The RCA, pointing out in part that CINGSA could not have been built without the 20-year commitment from the utilities, decided that the proposed agreement was not in the public interest.
The commission decided that 13 percent of the proceeds should go to CINGSA. The other 87 percent would go to the four utility customers, to be divided primarily on the amount of gas each can store in the facility.

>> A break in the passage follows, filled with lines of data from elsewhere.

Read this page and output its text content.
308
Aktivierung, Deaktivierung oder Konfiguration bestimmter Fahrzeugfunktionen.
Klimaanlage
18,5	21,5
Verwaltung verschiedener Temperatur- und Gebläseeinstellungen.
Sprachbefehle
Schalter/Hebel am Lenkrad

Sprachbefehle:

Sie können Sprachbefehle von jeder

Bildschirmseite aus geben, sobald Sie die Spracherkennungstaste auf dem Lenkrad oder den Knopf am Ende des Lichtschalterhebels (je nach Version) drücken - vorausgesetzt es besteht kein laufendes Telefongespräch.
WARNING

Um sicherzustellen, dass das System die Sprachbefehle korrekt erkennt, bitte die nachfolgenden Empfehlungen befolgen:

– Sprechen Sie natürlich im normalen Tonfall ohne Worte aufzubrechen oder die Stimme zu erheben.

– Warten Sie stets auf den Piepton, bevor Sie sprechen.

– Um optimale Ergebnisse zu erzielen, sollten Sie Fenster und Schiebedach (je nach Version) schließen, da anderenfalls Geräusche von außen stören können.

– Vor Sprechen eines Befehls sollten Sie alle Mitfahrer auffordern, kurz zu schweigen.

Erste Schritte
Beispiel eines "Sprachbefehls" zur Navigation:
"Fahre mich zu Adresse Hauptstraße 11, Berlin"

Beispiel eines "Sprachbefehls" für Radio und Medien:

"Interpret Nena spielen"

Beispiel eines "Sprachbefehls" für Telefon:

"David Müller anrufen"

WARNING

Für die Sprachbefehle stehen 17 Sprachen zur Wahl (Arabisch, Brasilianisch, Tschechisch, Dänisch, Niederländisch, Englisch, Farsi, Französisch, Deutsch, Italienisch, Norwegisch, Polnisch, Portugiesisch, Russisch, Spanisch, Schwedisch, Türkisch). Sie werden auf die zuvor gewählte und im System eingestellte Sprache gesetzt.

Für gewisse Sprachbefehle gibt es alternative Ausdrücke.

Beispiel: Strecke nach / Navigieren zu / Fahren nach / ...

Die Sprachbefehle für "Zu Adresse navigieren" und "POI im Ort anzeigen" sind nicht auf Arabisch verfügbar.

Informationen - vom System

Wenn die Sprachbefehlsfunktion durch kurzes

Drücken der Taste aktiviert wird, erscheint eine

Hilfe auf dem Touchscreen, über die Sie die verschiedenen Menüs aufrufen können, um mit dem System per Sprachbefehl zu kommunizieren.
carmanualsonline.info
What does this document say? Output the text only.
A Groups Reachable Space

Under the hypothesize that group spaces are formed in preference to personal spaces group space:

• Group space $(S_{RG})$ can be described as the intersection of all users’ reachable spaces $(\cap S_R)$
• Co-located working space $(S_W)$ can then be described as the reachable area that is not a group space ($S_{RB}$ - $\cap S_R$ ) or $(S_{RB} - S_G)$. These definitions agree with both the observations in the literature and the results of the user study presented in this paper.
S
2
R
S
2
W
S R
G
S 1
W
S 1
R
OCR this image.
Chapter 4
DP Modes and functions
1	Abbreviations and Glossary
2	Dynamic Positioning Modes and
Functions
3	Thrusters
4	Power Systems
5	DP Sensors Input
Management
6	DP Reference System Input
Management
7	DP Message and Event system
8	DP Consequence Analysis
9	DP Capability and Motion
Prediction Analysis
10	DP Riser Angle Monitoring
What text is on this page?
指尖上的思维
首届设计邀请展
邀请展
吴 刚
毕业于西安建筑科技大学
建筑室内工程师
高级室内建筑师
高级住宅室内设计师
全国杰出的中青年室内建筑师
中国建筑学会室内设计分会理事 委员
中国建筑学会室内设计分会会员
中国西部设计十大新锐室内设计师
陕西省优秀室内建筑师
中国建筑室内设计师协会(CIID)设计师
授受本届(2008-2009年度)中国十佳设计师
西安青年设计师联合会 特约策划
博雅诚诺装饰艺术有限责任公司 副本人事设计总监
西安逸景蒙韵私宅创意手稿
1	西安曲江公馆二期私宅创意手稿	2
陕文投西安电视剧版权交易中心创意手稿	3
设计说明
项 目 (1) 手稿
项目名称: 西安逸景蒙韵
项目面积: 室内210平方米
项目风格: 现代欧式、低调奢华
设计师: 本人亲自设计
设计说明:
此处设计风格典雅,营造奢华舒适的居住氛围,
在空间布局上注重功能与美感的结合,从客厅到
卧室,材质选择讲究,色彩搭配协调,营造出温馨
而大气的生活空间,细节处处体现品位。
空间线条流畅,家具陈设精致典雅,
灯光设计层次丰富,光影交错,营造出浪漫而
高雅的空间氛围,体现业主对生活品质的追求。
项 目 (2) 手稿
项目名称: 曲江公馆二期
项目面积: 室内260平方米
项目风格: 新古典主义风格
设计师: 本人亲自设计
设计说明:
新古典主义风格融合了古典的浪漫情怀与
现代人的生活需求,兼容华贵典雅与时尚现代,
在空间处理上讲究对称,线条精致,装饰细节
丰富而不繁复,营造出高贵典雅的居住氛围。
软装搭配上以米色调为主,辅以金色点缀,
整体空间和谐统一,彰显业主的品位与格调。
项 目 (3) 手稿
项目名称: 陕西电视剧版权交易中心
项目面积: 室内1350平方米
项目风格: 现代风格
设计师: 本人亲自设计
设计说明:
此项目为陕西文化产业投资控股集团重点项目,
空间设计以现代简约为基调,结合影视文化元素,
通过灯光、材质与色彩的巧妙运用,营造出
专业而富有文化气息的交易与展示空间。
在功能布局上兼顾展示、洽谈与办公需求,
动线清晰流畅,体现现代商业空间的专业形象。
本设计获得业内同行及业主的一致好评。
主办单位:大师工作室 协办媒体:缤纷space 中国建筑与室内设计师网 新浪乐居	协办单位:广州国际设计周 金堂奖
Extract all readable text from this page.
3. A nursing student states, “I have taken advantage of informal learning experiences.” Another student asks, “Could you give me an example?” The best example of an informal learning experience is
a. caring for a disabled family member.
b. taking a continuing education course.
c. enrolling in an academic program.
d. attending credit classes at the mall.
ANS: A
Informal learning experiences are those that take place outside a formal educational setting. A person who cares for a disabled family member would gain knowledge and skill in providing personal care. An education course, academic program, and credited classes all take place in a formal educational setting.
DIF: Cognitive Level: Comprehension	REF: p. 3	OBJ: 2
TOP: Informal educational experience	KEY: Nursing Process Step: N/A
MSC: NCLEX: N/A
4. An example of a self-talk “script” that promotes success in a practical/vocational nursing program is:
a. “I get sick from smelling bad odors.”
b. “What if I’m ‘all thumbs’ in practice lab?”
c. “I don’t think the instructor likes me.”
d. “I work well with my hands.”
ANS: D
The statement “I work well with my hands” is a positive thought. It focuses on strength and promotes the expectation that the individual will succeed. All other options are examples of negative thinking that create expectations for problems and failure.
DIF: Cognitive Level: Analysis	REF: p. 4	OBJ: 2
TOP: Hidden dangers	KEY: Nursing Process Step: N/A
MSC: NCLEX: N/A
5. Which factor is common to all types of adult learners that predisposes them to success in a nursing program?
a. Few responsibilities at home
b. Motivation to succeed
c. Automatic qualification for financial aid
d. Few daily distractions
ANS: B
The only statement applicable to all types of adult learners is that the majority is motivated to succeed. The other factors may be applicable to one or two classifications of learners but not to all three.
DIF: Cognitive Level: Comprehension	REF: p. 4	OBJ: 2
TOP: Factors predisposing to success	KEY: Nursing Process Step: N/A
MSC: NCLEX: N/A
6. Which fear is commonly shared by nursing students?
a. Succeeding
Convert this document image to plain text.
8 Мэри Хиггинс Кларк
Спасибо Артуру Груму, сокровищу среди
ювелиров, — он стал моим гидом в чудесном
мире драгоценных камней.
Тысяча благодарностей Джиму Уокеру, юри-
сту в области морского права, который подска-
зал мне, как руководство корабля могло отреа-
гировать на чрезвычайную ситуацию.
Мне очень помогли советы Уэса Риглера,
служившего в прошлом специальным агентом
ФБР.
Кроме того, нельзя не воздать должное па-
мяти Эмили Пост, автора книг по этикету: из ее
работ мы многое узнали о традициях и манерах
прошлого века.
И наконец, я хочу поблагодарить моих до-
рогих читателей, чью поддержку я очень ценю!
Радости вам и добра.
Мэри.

"We expect ENSTAR, Chugach, ML&P, and HEA to pass the net proceeds on as a benefit to their customers through a reduction in their respective gas cost adjustment or cost of power adjustment," the order said.
All five commissioners heard the argument. Commissioner Jan Wilson, who was appointed for six-year terms by former Republican governors Frank Murkowski in 2006 and Sean Parnell in 2012, dissented in part.
Wilson said she also supported denying CINGSA's original request to sell a portion of the discovery, saying her job as a regulator involves ensuring safe service and reasonable rates, not splitting up proceeds from natural gas sales. But she said in her view, CINGSA has a "property right" to produce and sell 2 billion cubic feet of gas.
CINGSA told the RCA early this month it will appeal the decision, calling it an "unconstitutional taking without just compensation" of assets that it "undisputedly" owns. It said the proposed settlement was in the public's interest and had support from CINGSA's customers. It said the commission based its decision on an "arbitrary and unfounded allocation formula."
The case is before Anchorage Superior Court Judge Eric Aarseth. Arguments have not yet been filed.
"CINGSA is appealing the RCA decision in order to defend its private property rights, due process rights, and to protect the settlement process," said Enstar's Hobson.